Prolog 1
Rhea menghela napas lalu menghembuskannya dengan kasar. Ia baru saja melemparkan ponsel pintar yang baru dibelinya dua bulan yang lalu. Benda tak berdosa itu mendarat sembarangan di atas kasur persis di samping laptopnya yang tengah menyala.
“Gue masih ingat gimana lo nangis-nangis ngumpulin duit buat beli hape itu, ya, Re.”
Rhea menoleh dan mendapati Salwa, teman satu kosannya berdiri di pintu. Perempuan bertubuh mungil itu menatap malas ke arah Rhea. Kemudian Salwa masuk ke kamar Rhea dan langsung merebahkan diri di atas tempat tidur Rhea seolah itu adalah kamarnya sendiri.
Sekali lagi Rhea menghela napas kemudian ia memutar kursi yang sedang didudukinya untuk menghadap ke arah Salwa.
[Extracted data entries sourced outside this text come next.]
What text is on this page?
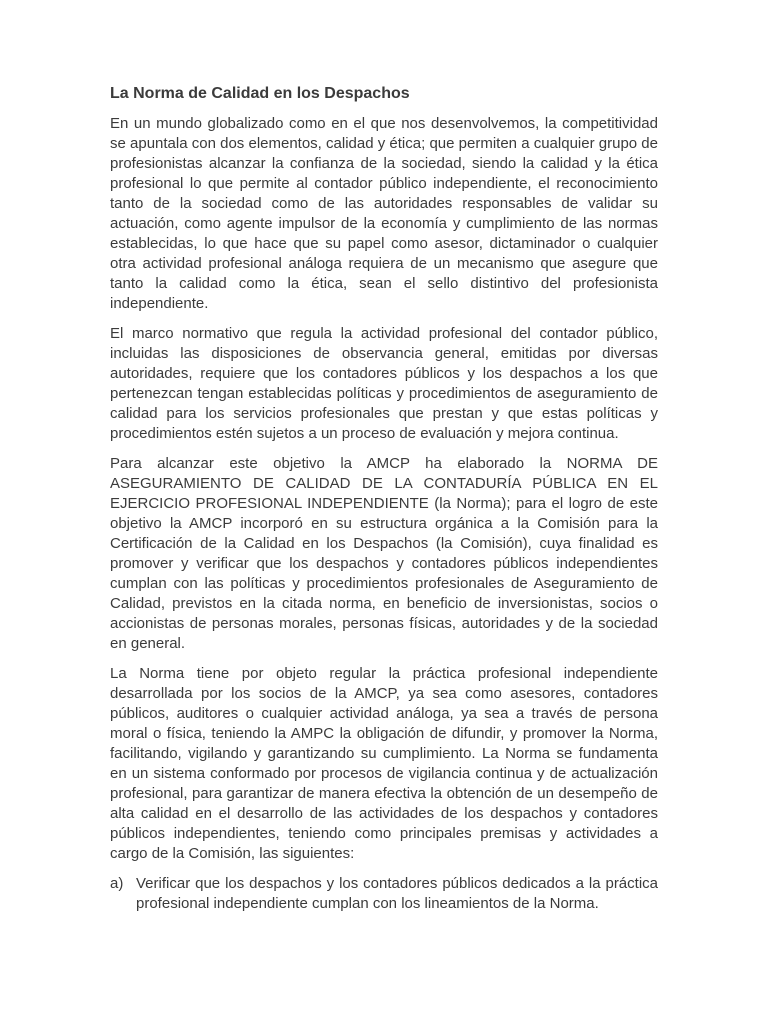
La Norma de Calidad en los Despachos

En un mundo globalizado como en el que nos desenvolvemos, la competitividad se apuntala con dos elementos, calidad y ética; que permiten a cualquier grupo de profesionistas alcanzar la confianza de la sociedad, siendo la calidad y la ética profesional lo que permite al contador público independiente, el reconocimiento tanto de la sociedad como de las autoridades responsables de validar su actuación, como agente impulsor de la economía y cumplimiento de las normas establecidas, lo que hace que su papel como asesor, dictaminador o cualquier otra actividad profesional análoga requiera de un mecanismo que asegure que tanto la calidad como la ética, sean el sello distintivo del profesionista independiente.

El marco normativo que regula la actividad profesional del contador público, incluidas las disposiciones de observancia general, emitidas por diversas autoridades, requiere que los contadores públicos y los despachos a los que pertenezcan tengan establecidas políticas y procedimientos de aseguramiento de calidad para los servicios profesionales que prestan y que estas políticas y procedimientos estén sujetos a un proceso de evaluación y mejora continua.

Para alcanzar este objetivo la AMCP ha elaborado la NORMA DE ASEGURAMIENTO DE CALIDAD DE LA CONTADURÍA PÚBLICA EN EL EJERCICIO PROFESIONAL INDEPENDIENTE (la Norma); para el logro de este objetivo la AMCP incorporó en su estructura orgánica a la Comisión para la Certificación de la Calidad en los Despachos (la Comisión), cuya finalidad es promover y verificar que los despachos y contadores públicos independientes cumplan con las políticas y procedimientos profesionales de Aseguramiento de Calidad, previstos en la citada norma, en beneficio de inversionistas, socios o accionistas de personas morales, personas físicas, autoridades y de la sociedad en general.

La Norma tiene por objeto regular la práctica profesional independiente desarrollada por los socios de la AMCP, ya sea como asesores, contadores públicos, auditores o cualquier actividad análoga, ya sea a través de persona moral o física, teniendo la AMPC la obligación de difundir, y promover la Norma, facilitando, vigilando y garantizando su cumplimiento. La Norma se fundamenta en un sistema conformado por procesos de vigilancia continua y de actualización profesional, para garantizar de manera efectiva la obtención de un desempeño de alta calidad en el desarrollo de las actividades de los despachos y contadores públicos independientes, teniendo como principales premisas y actividades a cargo de la Comisión, las siguientes:

a) Verificar que los despachos y los contadores públicos dedicados a la práctica profesional independiente cumplan con los lineamientos de la Norma.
“Udah kelar semua?” tanyanya.
Kali ini giliran Salwa yang menghela napasnya. Butir-butir keringat masih menempel di dahinya, tetapi itu tidak membuatnya urung untuk menjawab pertanyaan Rhea.
“Belum. Sepatu-sepatu sama beberapa tas belum gue packing.”
“Baju udah semua?”
“Belum juga.”
“Lah, kemarin yang lo anterin ke kargo apaan?” Rhea bertanya bingung.
“Baju. Cuma ternyata masih banyak.”
“Gue jadi curiga.”
“Apa?”
“Jangan-jangan selama dua tahun ini lo mindahin barang-barang s****e ke lemari lo.”
“Kayaknya,” jawab Salwa sebelum mereka tertawa terpingkal-pingkal. Keduanya masih tertawa ketika Salwa berhenti untuk bertanya.
“Kenapa lo lempar?”
“Bete,” jawab Rhea mengerti maksud pertanyaan Salwa.
“Belum ada kabar juga?”
Rhea menggeleng.
Seakan ada kesepakatan sebelumnya, mereka terdiam untuk beberapa saat. Tenggelam dalam pikiran sendiri-sendiri hingga Salwa bergumam pelan.
“Lucu, ya.”
Rhea tersenyum sembari mendengus pelan.
“Aneh banget, sumpah.”
“Kurang lebih sama kayak mantan lo yang kemarin.”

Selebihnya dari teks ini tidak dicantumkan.